Testing is the only way to determine the presence of the hepatitis B virus, but the lack of symptoms means that infections can be overlooked. "It's a very sneaky virus," said John W. Ward, the director of the CDC's division of viral hepatitis.
One in 12 Asians in the U.S. is estimated to have the hepatitis B virus, and if they are not tested, 25% will die of liver diseases such as cirrhosis, fibrosis or cancer, CDC research shows.
In an effort to curb the disparity in Asian immigrant communities, the CDC has developed its first nationwide multilingual campaign. Dubbed Know Hepatitis B, the campaign will enlist the help of Asian community groups and promote testing, vaccinations and treatment through a series of commercials, billboards and online and print ads in English, Korean, Chinese and Vietnamese.
Ward said the goal is to alert those who are at a high risk of contracting hepatitis B, in part due to gaps in international and U.S. health policies.
Since the 1990s, California has required hepatitis B vaccinations for children before they are allowed to enter middle school. At-risk pregnant women also are automatically screened, protecting children born after 1990 in the U.S. from contracting the virus.
But Koy Parada, the co-chair of Hep B Free-Los Angeles, part of a national coalition working to bring down infection rates in Asian and Pacific Islander communities, said the law did not cover people older than 13 or require testing of children who had been vaccinated. The vaccine does not protect children who were already infected, many of them in Asian immigrant families.
"We recommend that anyone from Asia and other countries of high prevalence get tested," Parada said.
Asian health advocates like Parada have been working for decades to address hepatitis B. Since 2007, more than 18,000 people have been screened for hepatitis B at the Asian Pacific Liver Center in Los Angeles.
Senior nurse practitioner Mimi Chang opened the center and co-chairs Hep B Free-Los Angeles with Parada. Both women applaud the CDC's new education and testing initiative. "It's multilingual, so it will reach people who are most vulnerable in a language they are most comfortable speaking," Parada said.
Without health coverage, a hepatitis B test can cost $50 and treatment can cost $300 or more a year. "For those people who don't have access to health insurance, they have nothing to follow up or manage their care," Parada said.

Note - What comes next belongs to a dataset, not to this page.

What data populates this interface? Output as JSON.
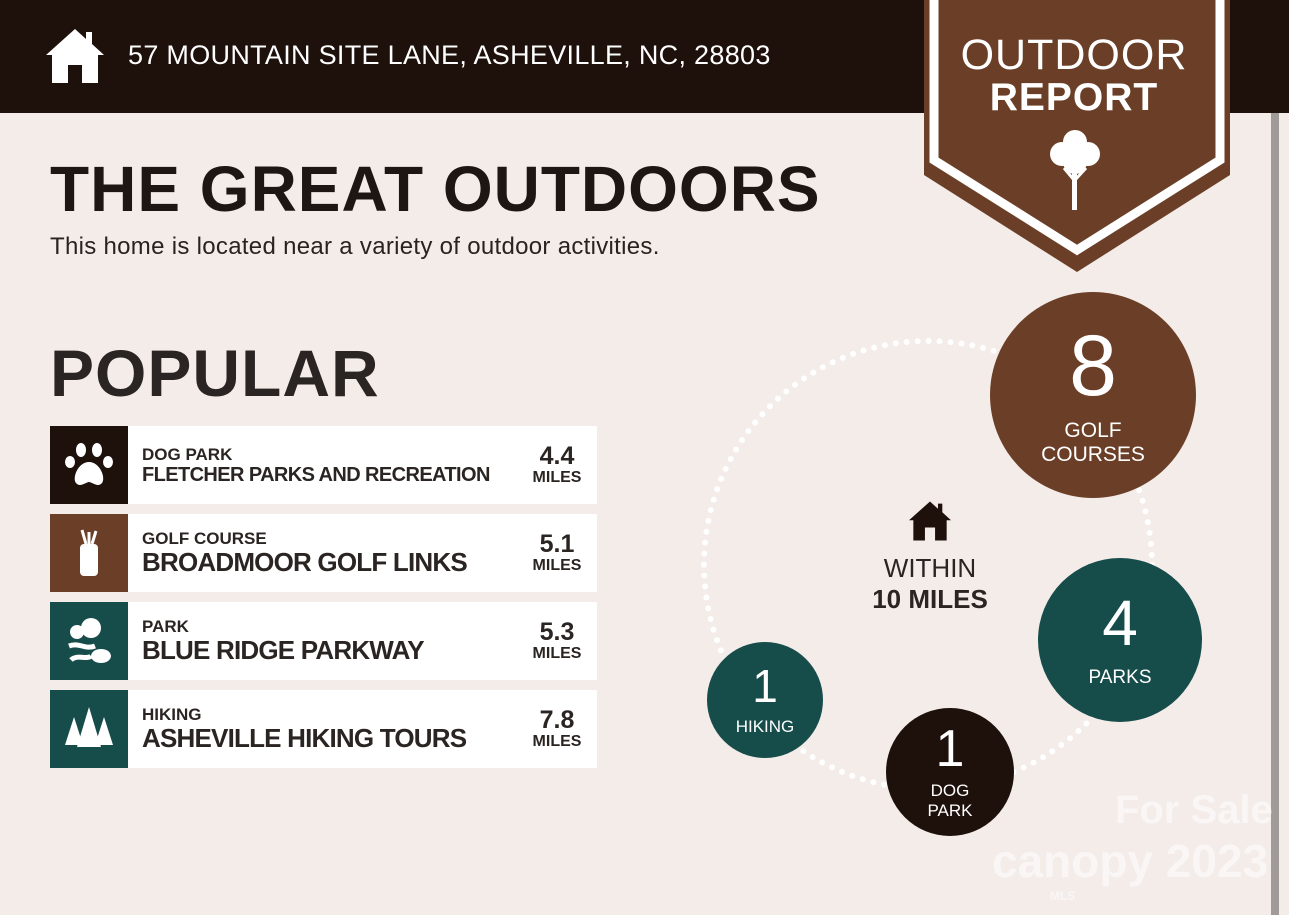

While in college, Danny, now 27, learned that he had hepatitis B after getting a free screening at a health fair outside his church. He asked that his full name not be used because of the stigma associated with the virus.
That is a significant concern and has hindered efforts to get people tested, diagnosed and treated early, Chang said. Some people erroneously believe that eating or living together can transmit hepatitis B, she said. "So if a grandma has hepatitis B, her kids do not want to have their kids baby-sat by her," she said. That fear of being ostracized by family members creates an " 'I don't know so I'm fine' type of mentality," Chang said, "so they're not testing it because of that."
After initially testing positive, Danny went to the Asian Pacific Liver Center for additional blood work, which confirmed that he was infected. A nurse told him regular blood tests and ultrasounds were needed to monitor his liver. But two years passed before he followed up. "I didn't have insurance," he said. Now insured through a new job, he is receiving regular care and has had no symptoms.
Experts note that many Asians see friends and relatives die of liver problems, but don't associate it with hepatitis B, a leading cause of cancer in their communities.
Gong's family emigrated to California from China 24 years ago, when he was 3. "Me and [my sister] were born with it," he said. His mother is infected with the virus. His father is the only member of the immediate family who has not tested positive. Now about the age his sister was when she died, Gong is vigilant about monitoring his health and ensuring that he knows if and when he may need to start treatment.
"Had it been more publicized … I think my sister might have been tested earlier," he said. "She might still be alive."